Fast saltatory nerve conduction is a special feature of the vertebrate nervous system and depends on the production of myelin by specialized glial cells namely the oligodendrocytes in the central nervous system (CNS) and the Schwann cells in the peripheral nervous system (PNS). Myelin consists of protein-rich membranes wrapped around segments of an axon. Defects in oligodendrocytes or Schwann cells lead to absence or malfunctions of the myelin sheaths causing dys- or demyelinating disorders in humans including multiple sclerosis of the CNS or Charcot-Marie-Tooth disease of the PNS. During development of myelinating glia and the myelination process the cells pass through various stages that are controlled by an extensive network of transcription factors as well as by numerous and substantial epigenetic alterations. In recent years, progress has been made towards uncovering the underlying molecular mechanisms providing the basis for future therapeutic approaches for demyelinating diseases.
My research in this field focuses on the role of specific histone modifications, in particular the monoubiquitination of histone H2B at lysine 120 also called H2Bub1. This reversible histone mark is introduced mainly downstream of the transcriptional start sites of genes by the heterotetrameric Rnf40/Rnf20 E3 ligase complex. Rnf40/Rnf20 has been shown to interact with a number of transcription factors and is believed to act as a transcriptional coactivator. For our analysis we make use of cell culture systems as well as of loss-of-function mouse models. In the mouse models the gene for Rnf40 can be selectively removed by conditional gene deletion via Cre recombination from oligodendrocytes or Schwann cells and at different stages of their development. Since Rnf40 is absolutely necessary for the function of the ubiquitin ligase complex, deletion of the gene is sufficient to prevent the generation of H2Bub1. Using these mouse models, the H2Bub1 loss can be analyzed regarding its consequences on gene expression patterns, development of myelinating glia cells as well as on myelin production. The ultimate goal of these analyses is to unravel new potential targets accessible to pharmacological intervention in demyelinating diseases.

Transcription factors of the Sox family are important developmental regulators. They contain a high-mobility-group box as sequence-specific DNA-binding domain. The twenty mammalian Sox proteins can be subdivided into 10 groups according to sequence homology. We analyse the functions of the groupC proteins Sox4, Sox11 and Sox12 in nervous system development. The three proteins are highly homologous and show similar DNA binding properties and transactivation potential in vitro. All SoxC proteins are widely and dynamically expressed during mouse embryogenesis and are associated with many inductive and remodeling processes during vertebrate tissue and organ development. They are also involved in many diseases and regenerative processes, most prominently in tumor formation and progression. Expression patterns of the three proteins show extensive overlap complicating determination of developmental roles. The corresponding mouse mutants have revealed essential developmental functions for Sox4 and Sox11 with both deficiencies being lethal. Our analysis of Sox12-deficient mice, in contrast, revealed no overt phenotypic abnormalities.

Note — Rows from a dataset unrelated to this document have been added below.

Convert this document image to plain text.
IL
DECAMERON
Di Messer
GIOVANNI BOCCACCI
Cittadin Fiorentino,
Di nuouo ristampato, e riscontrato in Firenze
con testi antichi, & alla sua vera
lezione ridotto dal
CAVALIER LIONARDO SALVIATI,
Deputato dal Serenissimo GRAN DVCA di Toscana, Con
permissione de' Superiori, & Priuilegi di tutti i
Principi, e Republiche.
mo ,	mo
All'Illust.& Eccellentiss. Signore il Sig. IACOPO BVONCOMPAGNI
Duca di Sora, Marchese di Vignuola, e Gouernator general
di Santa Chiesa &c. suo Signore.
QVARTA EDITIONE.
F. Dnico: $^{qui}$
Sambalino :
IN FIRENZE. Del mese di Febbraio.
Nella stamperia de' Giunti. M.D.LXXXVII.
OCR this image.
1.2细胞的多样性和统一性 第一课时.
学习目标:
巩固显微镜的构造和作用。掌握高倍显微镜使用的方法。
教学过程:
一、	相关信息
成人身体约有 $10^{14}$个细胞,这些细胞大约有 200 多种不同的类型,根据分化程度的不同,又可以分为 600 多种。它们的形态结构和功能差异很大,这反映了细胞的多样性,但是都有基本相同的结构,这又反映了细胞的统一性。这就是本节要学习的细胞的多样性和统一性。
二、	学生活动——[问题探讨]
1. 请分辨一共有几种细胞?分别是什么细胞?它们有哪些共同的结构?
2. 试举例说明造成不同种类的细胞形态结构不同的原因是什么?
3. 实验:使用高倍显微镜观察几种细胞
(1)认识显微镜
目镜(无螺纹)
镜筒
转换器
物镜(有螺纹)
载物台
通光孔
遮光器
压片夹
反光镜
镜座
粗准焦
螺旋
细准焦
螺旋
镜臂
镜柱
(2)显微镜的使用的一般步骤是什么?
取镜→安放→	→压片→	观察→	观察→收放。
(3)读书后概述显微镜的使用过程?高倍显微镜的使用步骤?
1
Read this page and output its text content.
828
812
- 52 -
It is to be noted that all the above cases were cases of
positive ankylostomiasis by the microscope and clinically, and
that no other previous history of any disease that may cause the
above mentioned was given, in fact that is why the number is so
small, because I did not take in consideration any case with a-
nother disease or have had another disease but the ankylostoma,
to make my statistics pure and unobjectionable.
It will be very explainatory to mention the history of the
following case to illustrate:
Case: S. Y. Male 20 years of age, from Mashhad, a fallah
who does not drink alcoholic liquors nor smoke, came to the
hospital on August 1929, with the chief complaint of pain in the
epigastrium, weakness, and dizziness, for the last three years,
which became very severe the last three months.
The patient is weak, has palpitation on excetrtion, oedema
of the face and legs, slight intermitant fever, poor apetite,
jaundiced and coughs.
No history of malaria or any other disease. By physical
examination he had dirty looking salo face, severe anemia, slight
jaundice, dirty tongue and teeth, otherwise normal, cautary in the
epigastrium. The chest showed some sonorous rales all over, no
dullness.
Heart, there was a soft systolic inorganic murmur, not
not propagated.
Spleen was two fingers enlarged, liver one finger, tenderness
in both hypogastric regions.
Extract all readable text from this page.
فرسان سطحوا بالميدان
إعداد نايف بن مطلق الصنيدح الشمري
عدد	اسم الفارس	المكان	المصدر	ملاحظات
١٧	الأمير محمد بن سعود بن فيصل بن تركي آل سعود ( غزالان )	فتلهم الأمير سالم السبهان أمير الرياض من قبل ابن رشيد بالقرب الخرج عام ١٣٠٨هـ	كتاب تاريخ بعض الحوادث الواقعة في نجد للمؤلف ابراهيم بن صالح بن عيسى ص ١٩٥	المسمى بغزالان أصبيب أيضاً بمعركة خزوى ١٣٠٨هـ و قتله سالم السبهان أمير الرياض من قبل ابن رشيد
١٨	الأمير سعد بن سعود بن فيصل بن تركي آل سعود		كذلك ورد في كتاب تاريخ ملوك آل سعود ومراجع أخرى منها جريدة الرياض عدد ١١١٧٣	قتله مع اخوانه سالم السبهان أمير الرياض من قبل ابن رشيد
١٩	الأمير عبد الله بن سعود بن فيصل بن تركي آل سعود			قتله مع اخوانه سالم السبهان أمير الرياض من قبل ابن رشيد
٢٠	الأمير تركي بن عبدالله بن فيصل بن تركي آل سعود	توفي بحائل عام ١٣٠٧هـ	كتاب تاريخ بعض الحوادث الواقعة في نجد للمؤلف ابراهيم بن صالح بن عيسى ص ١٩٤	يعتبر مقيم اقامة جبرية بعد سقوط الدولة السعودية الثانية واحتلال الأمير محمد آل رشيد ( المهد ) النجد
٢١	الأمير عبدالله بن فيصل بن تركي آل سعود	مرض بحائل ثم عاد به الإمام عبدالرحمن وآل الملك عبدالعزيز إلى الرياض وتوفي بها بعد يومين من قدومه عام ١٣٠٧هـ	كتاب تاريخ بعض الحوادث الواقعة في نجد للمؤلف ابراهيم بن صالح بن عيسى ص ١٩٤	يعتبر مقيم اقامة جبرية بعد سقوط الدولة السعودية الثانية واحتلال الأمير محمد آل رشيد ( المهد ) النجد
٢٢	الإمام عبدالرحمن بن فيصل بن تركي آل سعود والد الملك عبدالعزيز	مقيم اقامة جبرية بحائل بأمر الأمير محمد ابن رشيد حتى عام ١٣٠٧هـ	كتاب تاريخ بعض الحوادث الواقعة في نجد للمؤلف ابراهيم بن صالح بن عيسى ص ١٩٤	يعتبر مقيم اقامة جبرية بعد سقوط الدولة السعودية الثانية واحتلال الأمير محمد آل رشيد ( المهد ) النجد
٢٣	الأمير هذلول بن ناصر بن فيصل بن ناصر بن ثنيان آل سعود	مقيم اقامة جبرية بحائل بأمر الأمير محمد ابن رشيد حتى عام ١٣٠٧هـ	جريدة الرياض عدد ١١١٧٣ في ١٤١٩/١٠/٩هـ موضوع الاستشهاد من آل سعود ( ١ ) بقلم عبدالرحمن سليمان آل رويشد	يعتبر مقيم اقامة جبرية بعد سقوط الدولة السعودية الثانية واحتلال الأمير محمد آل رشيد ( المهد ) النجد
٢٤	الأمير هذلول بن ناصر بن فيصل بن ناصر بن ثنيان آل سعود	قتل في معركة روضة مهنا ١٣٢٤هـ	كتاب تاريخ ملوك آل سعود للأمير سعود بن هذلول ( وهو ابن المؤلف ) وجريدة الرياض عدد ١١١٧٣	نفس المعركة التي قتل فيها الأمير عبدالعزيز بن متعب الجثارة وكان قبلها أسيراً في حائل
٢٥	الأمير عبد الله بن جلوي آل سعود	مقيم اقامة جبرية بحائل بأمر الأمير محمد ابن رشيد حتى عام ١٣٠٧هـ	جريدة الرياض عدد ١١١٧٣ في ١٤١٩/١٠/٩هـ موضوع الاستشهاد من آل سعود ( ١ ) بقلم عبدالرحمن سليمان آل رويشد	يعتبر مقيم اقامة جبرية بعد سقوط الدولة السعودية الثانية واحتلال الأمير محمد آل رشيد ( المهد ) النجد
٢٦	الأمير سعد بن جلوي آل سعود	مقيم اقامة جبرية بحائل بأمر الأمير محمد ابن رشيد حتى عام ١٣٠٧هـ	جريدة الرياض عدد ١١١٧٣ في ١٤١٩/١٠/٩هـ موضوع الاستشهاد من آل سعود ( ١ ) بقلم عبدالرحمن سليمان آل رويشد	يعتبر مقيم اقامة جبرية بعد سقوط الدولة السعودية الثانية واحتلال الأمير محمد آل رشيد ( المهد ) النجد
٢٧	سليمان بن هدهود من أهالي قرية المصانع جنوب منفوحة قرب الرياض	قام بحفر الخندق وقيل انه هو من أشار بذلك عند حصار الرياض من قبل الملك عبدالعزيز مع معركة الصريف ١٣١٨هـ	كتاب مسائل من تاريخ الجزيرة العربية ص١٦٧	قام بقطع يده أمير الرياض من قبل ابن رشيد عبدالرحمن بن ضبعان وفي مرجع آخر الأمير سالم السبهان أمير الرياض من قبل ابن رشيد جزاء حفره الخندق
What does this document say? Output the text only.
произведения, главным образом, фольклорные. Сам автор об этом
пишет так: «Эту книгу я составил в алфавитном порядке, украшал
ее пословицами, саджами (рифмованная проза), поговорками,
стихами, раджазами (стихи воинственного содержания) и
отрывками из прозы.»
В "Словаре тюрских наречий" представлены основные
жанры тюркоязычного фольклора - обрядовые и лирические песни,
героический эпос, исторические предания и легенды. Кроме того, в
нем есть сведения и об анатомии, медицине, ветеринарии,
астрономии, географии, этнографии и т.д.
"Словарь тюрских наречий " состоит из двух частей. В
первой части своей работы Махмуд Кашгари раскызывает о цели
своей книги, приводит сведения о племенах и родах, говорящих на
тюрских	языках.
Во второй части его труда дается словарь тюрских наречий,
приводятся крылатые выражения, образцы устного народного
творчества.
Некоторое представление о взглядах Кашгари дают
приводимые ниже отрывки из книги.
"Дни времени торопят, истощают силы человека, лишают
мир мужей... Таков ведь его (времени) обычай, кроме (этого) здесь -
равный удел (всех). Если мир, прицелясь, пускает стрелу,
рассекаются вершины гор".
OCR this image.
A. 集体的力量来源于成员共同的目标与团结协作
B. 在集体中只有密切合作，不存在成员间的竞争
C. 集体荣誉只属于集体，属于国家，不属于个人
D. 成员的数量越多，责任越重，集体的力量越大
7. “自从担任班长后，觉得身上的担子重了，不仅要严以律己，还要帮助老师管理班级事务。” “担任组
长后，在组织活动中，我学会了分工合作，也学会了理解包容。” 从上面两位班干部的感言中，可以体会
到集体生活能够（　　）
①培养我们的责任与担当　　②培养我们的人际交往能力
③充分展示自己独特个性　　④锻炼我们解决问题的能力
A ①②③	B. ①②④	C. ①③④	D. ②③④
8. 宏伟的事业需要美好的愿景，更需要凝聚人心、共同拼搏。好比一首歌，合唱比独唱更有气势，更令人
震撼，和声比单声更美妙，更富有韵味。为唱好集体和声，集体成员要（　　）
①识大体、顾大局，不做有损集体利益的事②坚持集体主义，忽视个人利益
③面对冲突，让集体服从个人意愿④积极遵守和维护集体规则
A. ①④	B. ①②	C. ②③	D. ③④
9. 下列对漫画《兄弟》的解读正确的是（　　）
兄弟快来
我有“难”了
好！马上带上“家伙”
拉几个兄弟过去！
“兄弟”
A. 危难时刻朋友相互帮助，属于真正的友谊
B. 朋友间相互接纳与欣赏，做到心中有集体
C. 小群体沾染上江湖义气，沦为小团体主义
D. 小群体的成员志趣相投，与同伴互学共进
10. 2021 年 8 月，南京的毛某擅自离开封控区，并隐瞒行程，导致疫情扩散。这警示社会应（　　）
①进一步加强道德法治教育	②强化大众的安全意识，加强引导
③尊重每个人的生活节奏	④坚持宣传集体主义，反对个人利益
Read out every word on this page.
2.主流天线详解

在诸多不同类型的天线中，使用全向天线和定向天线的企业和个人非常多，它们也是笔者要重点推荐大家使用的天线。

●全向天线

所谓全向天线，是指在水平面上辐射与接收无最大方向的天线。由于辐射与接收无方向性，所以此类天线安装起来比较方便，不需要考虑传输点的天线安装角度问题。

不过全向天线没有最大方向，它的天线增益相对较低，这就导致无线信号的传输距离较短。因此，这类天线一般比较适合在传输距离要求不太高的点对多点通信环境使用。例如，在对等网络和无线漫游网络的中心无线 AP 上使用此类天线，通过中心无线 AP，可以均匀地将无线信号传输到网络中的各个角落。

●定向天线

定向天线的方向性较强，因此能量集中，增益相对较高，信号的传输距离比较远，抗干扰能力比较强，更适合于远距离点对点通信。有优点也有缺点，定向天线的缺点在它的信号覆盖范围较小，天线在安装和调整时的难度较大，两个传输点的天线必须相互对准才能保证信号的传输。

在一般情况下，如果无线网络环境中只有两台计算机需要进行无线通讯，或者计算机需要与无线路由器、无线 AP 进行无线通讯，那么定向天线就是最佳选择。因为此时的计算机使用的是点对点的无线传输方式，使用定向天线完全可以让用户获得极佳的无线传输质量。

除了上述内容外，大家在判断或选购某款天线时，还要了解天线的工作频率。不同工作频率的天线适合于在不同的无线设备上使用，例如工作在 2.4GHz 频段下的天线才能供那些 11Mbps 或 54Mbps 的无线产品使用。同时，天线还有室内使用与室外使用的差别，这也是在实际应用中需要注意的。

Despite the well documented expression patterns, analyses of mouse mutants with single SoxC gene deficiencies have failed to reveal major defects in nervous system development leading to the hypothesis that their role may only become evident in mice with multiple SoxC gene deficiencies. Our goal is to unravel SoxC functions in the nervous system using conditional mouse mutagenesis, gene knock-down and overexpression strategies in the chicken embryo, as well as tissue culture and molecular biology methods.
We could show for the sympathetic nervous system that in the absence of both Sox4 and Sox11, sympathetic ganglia remain hypoplastic throughout embryogenesis because of consecutive proliferation and survival defects of sympathetic neurons. As a consequence, sympathetic ganglia are rudimentary in the adult and sympathetic innervation of target tissues is impaired leading to severe dysautonomia. Combined absence of both Sox proteins in the developing mouse spinal cord resulted in severe hypoplasia with extremely increased numbers of apototic cells throughout embryogenesis. These studies demonstrate that cell survival depends on Sox4 and Sox11 and that the two transcription factors have redundant functions as survival factors in neural cell types.